Q&A with Alan Licht

In this regular Q&A series, we interview authors and major figures in the field about their work, interests, and overall thoughts on sound studies. This week, we spoke to musician, music editor and writer, Alan Licht.

What are you working on right now?

Common Tones: Selected Interviews 1995-2020, a collection of my interviews with various musicians, filmmakers, and artists is being published by Blank Forms on June 1.

What do you write about?

I write about sound art from an art historical, rather than philosophical, standpoint.

Who in this field inspires you?

There are many sound installationists and sound sculptors I admire, but Seth Cluett is a true scholar of the field as well as an accomplished sound artist in his own right. Michael Schumacher and Carsten Seiffarth are two gallerists who I have found to be quite insightful about sound art. David Toop’s book Haunted Weather is not marketed as a book about sound art, but is one of the best books around on the subject.

What is a misconception about sound or sound studies that bothers you?

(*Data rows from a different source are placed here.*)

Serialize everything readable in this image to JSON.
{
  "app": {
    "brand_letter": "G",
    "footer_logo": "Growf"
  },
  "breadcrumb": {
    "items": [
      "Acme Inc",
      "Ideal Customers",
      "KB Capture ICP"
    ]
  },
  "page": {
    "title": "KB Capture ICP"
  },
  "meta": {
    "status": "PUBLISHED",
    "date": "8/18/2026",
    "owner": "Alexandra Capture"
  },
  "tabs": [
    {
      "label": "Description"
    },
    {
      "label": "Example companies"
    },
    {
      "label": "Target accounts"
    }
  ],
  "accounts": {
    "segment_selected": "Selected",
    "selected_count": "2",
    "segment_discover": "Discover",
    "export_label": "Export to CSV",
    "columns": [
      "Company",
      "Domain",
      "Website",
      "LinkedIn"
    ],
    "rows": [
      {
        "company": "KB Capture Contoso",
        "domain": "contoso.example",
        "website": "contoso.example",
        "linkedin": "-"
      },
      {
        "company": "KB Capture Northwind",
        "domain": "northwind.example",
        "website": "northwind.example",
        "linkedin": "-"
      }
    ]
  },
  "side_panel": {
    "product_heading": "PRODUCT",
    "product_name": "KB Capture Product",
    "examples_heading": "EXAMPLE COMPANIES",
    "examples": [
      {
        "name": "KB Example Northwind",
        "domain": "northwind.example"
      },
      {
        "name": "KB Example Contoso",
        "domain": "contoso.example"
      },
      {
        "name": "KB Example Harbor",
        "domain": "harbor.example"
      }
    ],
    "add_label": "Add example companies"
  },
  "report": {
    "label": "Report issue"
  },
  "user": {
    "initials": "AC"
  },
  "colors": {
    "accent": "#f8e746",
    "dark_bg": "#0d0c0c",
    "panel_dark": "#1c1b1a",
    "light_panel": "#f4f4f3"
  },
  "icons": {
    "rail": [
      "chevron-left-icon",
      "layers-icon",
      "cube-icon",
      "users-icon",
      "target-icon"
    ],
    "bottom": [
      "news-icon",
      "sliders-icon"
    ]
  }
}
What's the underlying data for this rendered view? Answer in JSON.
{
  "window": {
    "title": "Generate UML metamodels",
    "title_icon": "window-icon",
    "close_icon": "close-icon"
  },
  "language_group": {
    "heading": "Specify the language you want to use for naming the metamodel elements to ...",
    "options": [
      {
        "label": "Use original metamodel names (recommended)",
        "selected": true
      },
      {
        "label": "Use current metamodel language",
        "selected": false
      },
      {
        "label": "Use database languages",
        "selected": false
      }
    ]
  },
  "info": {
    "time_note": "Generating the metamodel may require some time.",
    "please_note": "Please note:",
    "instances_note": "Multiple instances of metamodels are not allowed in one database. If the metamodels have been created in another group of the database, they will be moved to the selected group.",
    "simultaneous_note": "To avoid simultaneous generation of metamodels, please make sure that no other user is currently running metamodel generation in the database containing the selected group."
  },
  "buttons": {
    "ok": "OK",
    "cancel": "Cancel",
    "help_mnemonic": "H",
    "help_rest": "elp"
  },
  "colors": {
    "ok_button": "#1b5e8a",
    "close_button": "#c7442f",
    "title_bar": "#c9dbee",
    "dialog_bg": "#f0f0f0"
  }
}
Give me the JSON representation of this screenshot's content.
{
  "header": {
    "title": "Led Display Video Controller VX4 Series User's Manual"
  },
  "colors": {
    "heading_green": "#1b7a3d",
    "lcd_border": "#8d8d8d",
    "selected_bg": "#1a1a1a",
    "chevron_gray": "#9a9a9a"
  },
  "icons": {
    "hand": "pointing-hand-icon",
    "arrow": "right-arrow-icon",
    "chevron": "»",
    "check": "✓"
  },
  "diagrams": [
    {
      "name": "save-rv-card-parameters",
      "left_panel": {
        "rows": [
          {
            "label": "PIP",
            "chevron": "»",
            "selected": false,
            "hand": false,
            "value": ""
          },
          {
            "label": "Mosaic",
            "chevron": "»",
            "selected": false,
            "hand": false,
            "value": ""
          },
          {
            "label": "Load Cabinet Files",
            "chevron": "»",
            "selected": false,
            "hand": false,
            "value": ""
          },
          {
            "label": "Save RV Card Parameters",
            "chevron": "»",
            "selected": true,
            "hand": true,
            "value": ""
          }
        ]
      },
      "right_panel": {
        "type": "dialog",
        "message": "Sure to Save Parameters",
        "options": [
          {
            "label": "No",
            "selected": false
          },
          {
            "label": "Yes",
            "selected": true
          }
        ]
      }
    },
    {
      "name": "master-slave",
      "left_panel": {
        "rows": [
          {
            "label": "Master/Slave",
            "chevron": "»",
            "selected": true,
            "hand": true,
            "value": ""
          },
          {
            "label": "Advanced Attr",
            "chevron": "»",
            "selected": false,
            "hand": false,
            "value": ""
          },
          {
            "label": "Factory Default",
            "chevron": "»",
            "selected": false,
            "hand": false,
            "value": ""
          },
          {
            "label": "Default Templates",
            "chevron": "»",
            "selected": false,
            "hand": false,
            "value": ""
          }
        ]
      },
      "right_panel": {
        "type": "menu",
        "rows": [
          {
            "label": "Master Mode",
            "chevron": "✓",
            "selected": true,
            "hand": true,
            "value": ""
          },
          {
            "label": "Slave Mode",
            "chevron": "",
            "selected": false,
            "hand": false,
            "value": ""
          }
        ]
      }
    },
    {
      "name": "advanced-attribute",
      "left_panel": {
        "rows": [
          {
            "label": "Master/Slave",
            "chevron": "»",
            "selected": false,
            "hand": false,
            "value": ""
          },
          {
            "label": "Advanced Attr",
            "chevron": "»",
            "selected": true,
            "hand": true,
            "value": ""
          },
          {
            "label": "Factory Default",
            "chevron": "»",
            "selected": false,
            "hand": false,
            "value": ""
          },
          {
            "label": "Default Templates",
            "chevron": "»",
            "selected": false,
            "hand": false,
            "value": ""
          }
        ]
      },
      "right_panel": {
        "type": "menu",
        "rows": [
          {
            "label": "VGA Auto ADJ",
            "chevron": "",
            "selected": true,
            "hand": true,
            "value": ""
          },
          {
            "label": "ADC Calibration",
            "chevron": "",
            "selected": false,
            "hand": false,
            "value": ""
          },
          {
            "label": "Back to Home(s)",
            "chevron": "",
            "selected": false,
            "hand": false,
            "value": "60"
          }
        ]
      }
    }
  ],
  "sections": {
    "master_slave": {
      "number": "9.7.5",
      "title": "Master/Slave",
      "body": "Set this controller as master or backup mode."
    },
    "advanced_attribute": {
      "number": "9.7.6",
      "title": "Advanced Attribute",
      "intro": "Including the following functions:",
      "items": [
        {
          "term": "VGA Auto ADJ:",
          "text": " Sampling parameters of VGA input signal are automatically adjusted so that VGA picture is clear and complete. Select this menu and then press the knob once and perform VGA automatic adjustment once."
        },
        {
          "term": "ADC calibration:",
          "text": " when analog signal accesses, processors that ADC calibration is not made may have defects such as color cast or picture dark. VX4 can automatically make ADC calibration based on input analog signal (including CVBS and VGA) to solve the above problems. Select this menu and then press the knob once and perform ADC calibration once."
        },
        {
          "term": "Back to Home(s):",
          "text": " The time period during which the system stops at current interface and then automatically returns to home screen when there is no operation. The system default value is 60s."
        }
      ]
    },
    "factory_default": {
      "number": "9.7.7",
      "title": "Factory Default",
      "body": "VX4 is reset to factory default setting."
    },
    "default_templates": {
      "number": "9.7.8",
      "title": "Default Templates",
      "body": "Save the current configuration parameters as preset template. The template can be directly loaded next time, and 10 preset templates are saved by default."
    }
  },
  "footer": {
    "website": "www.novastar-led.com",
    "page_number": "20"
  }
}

The idea that “sound art” is somehow interchangeable with “experimental music” or avant-garde music—or that it’s somehow even a music genre at all. In Sound Art Revisited, I maintain that sound art can be defined as “an installed sound environment that is defined by the physical and/or acoustic space it occupies rather than time and can be exhibited as a visual artwork would be” and/or “a visual artwork that has a sound-producing function, such as sound sculpture” (not to be confused with video art or kinetic art, although there is considerable overlap and I discuss many video and kinetic artworks in relation to sound art).

What is a book that you don’t want to write but really want to read?

I would love to read a true social history of the New York avant-garde scene around La Monte Young in 1960s i.e. Tony Conrad, Angus MacLise, John Cale, the Velvet Underground, Terry Riley, the underground filmmakers Piero Heliczer & Jack Smith, Fluxus, the artists Robert Morris, Yoko Ono, Andy Warhol, Walter De Maria and Larry Poons, Billy Name, the dancer Simone Forti, Jon Gibson, Terry Jennings, Richard Maxfield, etc.

What are some of your favorite (or least favorite) sounds?

Favorites are lawnmowers, fire, windshield wipers.

What is the relevance of “interdisciplinary” with regard to sound studies?

Sound art is integrally interdisciplinary; many composers have a sound art practice, such as Alvin Lucier or Nic Collins, which is part of why there is so much confusion as to where the boundaries lie between music and sound art. And sound sculpture requires both a visual art practice and a working knowledge of sound. But also Bernhard Leitner is an architect as well as being a sound artist; Jana Winderen a marine biologist, Francisco Lopez an ecologist. There are many practicians who come to sound art from different backgrounds, not just music or art, and many of the ideas employed in sound art come from fields that are outside of the arts entirely.

In your studies, what has surprised you most? (good, bad, or otherwise)

It’s been surprising to find how much sound art activity there was in the 60s and 70s that seemed to exist contemporaneously but with mutual exclusion, and with very little critical or curatorial notice. Sound art wasn’t really identified as a genre until the mid-to-late 90s, even though it had already existed for decades. Unlike pop art, minimalism, or performance art, etc., it was termed retroactively. So that also has led to confusion about what it is, and what its history has been. It’s a truly paradoxical field.